Last week we took a look at the Greater Phoenix Rental market data and broke it down by city in different categories. This comparison showed the rental market patterns in Phoenix over the last three years


All of the data was good for landlords. Rental prices have gone up Valley wide and inventory is down. This is resulting in many less vacant days while waiting for a renter.

So is it a good time to buy a rental property in the Phoenix market now? Perhaps, but while the rental market has been getting better over the last three years, the price of buying a home has also gone up.  

Over the next few posts, we will take a look at whether buying a rental property makes sense. We will focus on specific subdivisions and “run the numbers”. At least the basic numbers to see if further investigation is warranted. 

We will take a look at actual and current for sale properties. So if you keep reading you may want get a started with being a landlord.


The property that we are looking at is at 14002 N. 49th Ave. #1020 in the Pines Unit subdivision. It is currently listed at $82,300. Let’s take a look at the basics of a five year investment.


Sale price= $79,000 (you probably can get a 3% reduction off the list)
Turnover= $5,000 includes new paint and carpet
Marketing Costs= $400 for tenant placement services from RPM West Valley
Rent=$750 per month
Maintenance Reserve=$5,000

Property Specifics
Sq Ft 842
2 BDR 1 Bath
T-Bird and 49th – Pretty good location for renters

Ok, so you are out $89,400 which includes the sale price, a pretty decent turnover budget and hiring a company to lease it for you. At this price, it should conservatively rent in a month and you have a pretty high percentage of keeping it occupied for at least two years (just a bit less than the average tenancy projection for this location).

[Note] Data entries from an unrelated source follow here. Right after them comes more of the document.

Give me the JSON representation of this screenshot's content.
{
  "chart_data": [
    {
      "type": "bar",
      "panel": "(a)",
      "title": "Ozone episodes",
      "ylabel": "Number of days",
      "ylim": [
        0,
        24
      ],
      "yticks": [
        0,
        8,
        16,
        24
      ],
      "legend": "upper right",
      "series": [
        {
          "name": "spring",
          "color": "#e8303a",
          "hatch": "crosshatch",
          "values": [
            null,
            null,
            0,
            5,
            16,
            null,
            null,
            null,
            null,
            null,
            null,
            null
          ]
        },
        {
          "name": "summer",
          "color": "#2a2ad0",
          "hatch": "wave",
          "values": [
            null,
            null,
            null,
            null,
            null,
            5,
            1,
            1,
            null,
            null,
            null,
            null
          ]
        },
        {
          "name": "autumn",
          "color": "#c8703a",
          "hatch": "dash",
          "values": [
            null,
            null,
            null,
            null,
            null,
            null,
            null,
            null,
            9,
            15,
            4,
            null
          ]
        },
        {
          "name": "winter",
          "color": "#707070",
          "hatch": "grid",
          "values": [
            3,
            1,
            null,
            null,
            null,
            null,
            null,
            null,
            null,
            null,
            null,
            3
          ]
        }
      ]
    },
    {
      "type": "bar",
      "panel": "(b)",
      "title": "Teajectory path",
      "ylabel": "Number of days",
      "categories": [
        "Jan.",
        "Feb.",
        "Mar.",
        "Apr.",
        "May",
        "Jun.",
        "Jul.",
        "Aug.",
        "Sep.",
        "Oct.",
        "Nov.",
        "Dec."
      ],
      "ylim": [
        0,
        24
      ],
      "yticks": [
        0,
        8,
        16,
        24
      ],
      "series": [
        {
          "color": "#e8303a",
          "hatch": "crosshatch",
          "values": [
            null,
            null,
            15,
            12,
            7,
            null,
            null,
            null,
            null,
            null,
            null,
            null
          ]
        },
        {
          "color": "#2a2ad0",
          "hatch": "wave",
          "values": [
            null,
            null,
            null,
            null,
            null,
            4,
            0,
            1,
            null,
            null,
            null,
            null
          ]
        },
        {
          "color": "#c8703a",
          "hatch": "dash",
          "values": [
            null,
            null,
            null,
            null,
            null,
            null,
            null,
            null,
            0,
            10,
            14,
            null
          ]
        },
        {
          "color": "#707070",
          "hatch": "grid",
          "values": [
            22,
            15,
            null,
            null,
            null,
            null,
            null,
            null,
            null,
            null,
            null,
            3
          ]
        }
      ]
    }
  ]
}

First two year return= $750*13=$9750/2 = $4,875 – $520 tax (annual) – $300 insurance (annual) $1,848 HOA fees (annual) = $2,207 = 2.4% ROI annualized

Next three years= $800 *35 (one month to re-rent and realistic rent increase) -$1400 (turnover & marketing costs from first tenants and to re-rent to second tenancy) = $26,600 – $1,650 taxes (3 yrs) – $1000 insurance (3 yrs)- $6000 3 yr HOA fees with projected increase (these are painful)= $17,950

Annualized return pre-sale =$20,157 revenue /5  yrs / $89400 outlay = 4.5% ROI per year.

So lets say you sell the home after 5 years, there is  good chance it will increase in value. Let’s assume the price will go up 2% per year (a very conservative estimate judging by today’s market figs).  You will get $85,512 at the end.

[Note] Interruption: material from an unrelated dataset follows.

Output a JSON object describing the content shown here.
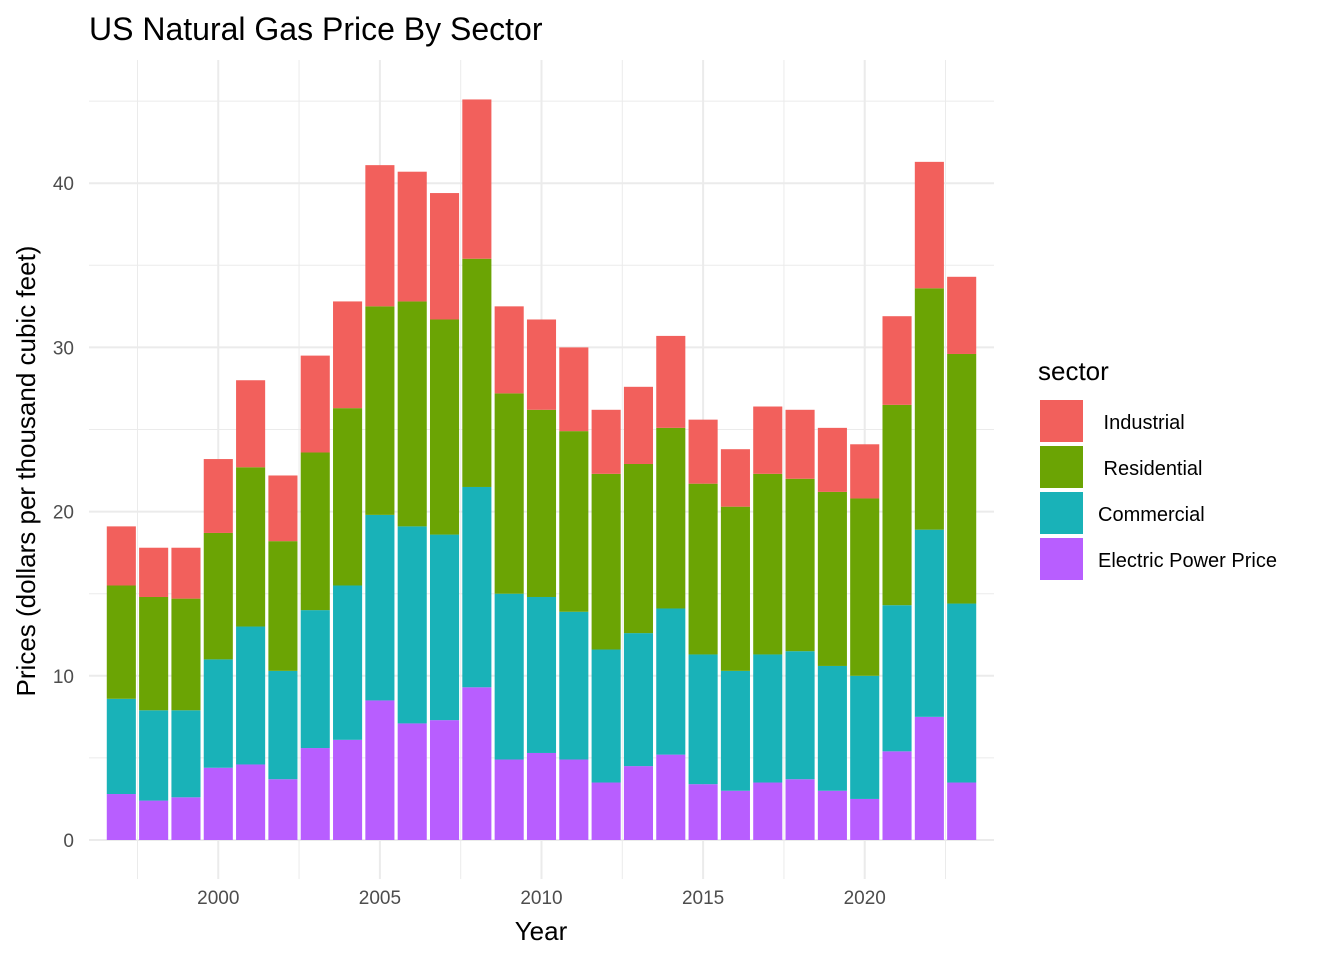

5 year Revenue-Expenses = ($6,512 gain + $20,157)= $26,669
Initial Expenses=  $89,400 initial outlay 
=29.8% ROI

This assumes your 5K maintenance reserve will be exhausted over the five year’s of tenancy and does not include any tax advantages or disadvantages. The market rent and appreciation numbers or conservative and based on present and historical facts of the Phoenix rental market.